Technologische Innovationen und Digitalisierung

Hamburg setzt auch stark auf die Digitalisierung im Handwerk. Das Förderprogramm "Hamburg Digital" hilft kleinen und mittleren Unternehmen aus Industrie und Handwerk sowie Freiberuflern in Hamburg, auf neue digitale Systeme und Geschäftsmodelle umzusteigen. Das Programm bietet Workshops und Schulungen an, in denen Handwerker den Umgang mit digitalen Werkzeugen und Plattformen erlernen.

Darüber hinaus gibt es weiter Förderprogramme und -projekte, wie zum Beispiel "Innovation Handwerk". Dieses Programm zielt darauf ab, die Integration des Handwerks in das Innovationsökosystem Hamburgs zu stärken. Der Senat plant, Kooperationen zwischen Handwerksbetrieben und Start-ups zu fördern, um wertvolle Lernerfahrungen für alle Beteiligten zu ermöglichen.

Monteurzimmer als Lösungsmöglichkeit

Ein innovativer Ansatz, der in Hamburg zunehmend an Bedeutung gewinnt, sind Monteurzimmer. Diese speziell auf die Bedürfnisse von Handwerkern zugeschnittenen Unterkünfte bieten eine praktische Lösung für Fachkräfte, die vorübergehend in der Stadt arbeiten. Dabei hat auch die Stadt Hamburg erkannt, dass Monteurzimmern und Monteurwohnungen ein wichtiger Baustein zur Bekämpfung des Fachkräftemangels sein können und setzt sich stark für die Erweiterung dieses Konzepts ein.

Die Stadt Hamburg unterstützt diese Entwicklung durch die Bereitstellung von Informationen und Ressourcen für Unternehmen, die Monteurzimmer anbieten möchten. Zusätzlich werden durch stadtplanerische Maßnahmen die Voraussetzungen geschaffen, dass solche Wohnkonzepte effizient integriert werden können.
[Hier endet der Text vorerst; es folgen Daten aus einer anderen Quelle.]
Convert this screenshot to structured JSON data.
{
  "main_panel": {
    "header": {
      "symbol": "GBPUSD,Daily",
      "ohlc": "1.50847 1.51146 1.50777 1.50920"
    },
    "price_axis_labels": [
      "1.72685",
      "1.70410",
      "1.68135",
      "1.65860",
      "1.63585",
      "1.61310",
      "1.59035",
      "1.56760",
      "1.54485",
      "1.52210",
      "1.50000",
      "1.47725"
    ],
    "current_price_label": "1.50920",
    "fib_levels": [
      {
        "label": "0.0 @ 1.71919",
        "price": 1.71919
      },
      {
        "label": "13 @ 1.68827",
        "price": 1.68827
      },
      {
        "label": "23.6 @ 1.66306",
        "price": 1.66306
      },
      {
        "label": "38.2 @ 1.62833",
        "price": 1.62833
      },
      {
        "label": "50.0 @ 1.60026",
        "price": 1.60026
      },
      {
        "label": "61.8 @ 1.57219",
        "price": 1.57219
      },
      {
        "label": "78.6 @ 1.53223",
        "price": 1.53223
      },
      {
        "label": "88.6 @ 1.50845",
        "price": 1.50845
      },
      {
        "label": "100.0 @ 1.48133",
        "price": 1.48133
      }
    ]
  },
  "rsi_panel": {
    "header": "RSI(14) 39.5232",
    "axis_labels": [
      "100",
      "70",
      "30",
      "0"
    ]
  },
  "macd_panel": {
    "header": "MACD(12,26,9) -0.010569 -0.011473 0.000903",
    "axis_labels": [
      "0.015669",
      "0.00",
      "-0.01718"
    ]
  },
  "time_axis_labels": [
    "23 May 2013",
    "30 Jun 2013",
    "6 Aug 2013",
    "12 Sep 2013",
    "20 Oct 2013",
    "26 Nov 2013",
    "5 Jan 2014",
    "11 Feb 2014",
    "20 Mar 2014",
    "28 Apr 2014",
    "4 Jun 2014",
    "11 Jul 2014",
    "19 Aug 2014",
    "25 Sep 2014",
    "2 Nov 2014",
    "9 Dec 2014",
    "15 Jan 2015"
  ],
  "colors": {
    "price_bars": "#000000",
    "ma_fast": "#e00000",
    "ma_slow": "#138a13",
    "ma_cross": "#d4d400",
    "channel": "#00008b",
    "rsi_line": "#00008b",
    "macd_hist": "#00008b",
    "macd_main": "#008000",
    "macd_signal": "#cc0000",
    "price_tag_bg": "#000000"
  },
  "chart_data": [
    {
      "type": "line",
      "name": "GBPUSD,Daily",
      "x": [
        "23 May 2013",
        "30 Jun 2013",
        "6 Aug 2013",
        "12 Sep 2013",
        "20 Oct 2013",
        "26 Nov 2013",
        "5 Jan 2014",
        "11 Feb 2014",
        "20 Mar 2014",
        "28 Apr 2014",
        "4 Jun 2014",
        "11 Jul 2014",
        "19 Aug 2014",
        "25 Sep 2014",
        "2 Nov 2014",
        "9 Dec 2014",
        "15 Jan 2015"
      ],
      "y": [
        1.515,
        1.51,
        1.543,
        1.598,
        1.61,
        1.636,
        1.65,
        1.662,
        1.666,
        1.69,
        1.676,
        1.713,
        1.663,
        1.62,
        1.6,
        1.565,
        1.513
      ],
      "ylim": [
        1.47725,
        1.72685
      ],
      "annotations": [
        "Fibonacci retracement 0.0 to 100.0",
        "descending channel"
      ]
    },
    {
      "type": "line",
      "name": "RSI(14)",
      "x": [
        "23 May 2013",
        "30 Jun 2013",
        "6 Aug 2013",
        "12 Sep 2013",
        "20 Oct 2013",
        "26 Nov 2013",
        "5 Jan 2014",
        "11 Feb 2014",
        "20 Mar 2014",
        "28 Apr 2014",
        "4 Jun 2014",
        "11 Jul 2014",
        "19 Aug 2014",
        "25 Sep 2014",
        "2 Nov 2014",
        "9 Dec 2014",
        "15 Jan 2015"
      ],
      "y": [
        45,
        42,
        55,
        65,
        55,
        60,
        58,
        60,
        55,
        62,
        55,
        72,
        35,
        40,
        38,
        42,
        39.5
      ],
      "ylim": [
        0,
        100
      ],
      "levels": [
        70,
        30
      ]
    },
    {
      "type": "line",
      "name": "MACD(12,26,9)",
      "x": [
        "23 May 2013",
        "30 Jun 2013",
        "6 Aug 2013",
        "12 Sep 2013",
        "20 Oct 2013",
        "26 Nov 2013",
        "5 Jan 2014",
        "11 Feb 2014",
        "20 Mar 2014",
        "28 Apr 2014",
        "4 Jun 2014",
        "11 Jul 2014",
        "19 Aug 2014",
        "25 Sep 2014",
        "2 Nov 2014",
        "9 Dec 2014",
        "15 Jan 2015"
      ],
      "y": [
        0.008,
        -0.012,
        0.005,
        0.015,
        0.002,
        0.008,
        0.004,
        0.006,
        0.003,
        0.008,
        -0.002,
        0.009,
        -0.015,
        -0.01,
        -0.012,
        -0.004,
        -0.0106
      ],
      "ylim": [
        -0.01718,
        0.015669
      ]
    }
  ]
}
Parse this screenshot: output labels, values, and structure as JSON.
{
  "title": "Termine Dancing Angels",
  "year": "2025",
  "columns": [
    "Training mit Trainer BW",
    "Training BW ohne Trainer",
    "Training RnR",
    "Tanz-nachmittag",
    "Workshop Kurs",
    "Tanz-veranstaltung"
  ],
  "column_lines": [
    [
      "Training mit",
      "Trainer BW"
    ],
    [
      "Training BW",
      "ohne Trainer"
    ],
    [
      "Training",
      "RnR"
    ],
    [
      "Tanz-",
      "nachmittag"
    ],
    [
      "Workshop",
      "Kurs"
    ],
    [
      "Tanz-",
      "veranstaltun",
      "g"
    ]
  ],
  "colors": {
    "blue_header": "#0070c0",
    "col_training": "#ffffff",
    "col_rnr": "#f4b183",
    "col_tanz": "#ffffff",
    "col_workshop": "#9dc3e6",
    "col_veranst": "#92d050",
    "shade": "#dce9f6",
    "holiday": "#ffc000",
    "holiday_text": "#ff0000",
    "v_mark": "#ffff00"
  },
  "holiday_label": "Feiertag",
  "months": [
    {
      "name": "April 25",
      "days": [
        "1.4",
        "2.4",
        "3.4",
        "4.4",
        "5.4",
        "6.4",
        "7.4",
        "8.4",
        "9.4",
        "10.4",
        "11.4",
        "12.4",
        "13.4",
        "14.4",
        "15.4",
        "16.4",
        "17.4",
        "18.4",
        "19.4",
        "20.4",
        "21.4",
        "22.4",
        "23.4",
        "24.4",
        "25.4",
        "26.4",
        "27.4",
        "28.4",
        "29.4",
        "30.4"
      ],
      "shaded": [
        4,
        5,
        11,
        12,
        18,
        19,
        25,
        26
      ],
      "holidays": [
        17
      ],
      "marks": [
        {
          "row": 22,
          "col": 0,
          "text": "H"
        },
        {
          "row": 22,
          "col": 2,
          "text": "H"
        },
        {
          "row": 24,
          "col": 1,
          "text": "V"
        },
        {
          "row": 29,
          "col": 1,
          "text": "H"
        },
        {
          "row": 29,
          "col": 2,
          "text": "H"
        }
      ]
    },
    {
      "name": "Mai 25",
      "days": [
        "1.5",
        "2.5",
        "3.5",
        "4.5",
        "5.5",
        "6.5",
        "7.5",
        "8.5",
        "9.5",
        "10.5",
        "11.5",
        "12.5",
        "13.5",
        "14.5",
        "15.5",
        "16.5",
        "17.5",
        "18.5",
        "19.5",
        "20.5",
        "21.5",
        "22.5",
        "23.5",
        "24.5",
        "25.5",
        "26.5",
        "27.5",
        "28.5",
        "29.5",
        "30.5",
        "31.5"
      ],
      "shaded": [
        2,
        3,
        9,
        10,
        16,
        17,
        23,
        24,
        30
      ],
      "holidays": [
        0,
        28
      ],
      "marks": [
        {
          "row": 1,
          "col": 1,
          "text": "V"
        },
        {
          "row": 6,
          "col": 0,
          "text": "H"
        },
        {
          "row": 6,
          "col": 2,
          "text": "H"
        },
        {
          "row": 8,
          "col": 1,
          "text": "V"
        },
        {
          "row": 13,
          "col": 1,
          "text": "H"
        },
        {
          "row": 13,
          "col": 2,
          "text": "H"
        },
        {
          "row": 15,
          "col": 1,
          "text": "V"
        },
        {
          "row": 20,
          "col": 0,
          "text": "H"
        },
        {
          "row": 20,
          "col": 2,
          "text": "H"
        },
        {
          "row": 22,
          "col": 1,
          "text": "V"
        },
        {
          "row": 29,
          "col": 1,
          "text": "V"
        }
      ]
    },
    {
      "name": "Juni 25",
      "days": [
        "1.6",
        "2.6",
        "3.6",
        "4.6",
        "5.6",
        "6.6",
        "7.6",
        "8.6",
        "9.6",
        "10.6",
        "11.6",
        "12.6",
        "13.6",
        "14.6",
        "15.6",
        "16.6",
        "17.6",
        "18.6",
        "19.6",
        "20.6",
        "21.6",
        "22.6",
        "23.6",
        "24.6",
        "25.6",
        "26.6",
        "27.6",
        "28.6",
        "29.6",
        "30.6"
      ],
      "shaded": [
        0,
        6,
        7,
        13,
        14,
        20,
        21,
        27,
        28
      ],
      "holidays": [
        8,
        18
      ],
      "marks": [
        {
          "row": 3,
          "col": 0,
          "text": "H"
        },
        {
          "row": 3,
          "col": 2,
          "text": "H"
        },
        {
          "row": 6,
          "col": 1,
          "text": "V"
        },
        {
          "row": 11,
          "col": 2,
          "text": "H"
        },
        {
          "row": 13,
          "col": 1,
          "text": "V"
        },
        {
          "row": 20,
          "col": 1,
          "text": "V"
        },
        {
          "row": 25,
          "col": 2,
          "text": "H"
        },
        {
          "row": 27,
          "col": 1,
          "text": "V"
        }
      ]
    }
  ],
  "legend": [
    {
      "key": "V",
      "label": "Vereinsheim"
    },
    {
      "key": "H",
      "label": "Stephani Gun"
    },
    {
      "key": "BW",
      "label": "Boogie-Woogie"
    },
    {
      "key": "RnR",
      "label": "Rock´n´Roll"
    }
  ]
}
Monteurzimmern in Hamburg bieten eine Vielzahl an Vorteilen:

  • Sie ermöglichen es Betrieben, Aufträge in Hamburg anzunehmen, auch wenn sie nicht vor Ort ansässig sind.
  • Handwerker können flexibel und kostengünstig in der Stadt arbeiten, ohne lange Anfahrtswege in Kauf nehmen zu müssen. Durch die Nähe zum Arbeitsplatz werden Reisezeiten minimiert, was den Handwerkern ermöglicht, nach der Arbeit mehr Freizeit zu genießen.
  • Die lokale Wirtschaft profitiert von zusätzlichen Fachkräften, die temporär in der Stadt arbeiten.

Fazit

Hamburger Handwerksbetriebe stehen vor enormen Herausforderungen durch den anhaltenden Fachkräftemangel, der sich negativ auf Umsatz, Kundenservice und die Arbeitslast der vorhandenen Mitarbeiter auswirkt. Die Stadt Hamburg und die Handelskammer reagieren jedoch proaktiv mit umfassenden Strategien, die auf Ausbildung, attraktive Arbeitsbedingungen und technologische Innovationen abzielen.

Mit Initiativen wie dem "Masterplan 2030" und der Fachkräftestrategie "Hamburg 2040" unterstützt die Stadt Hamburg den Nachwuchs, die Bereitstellung neuer Gewerbeflächen sowie die Digitalisierung der Betriebe, sodass die Zukunft des Handwerks in der Hansestadt trotz der vielfältigen Schwierigkeiten vielversprechend aussieht.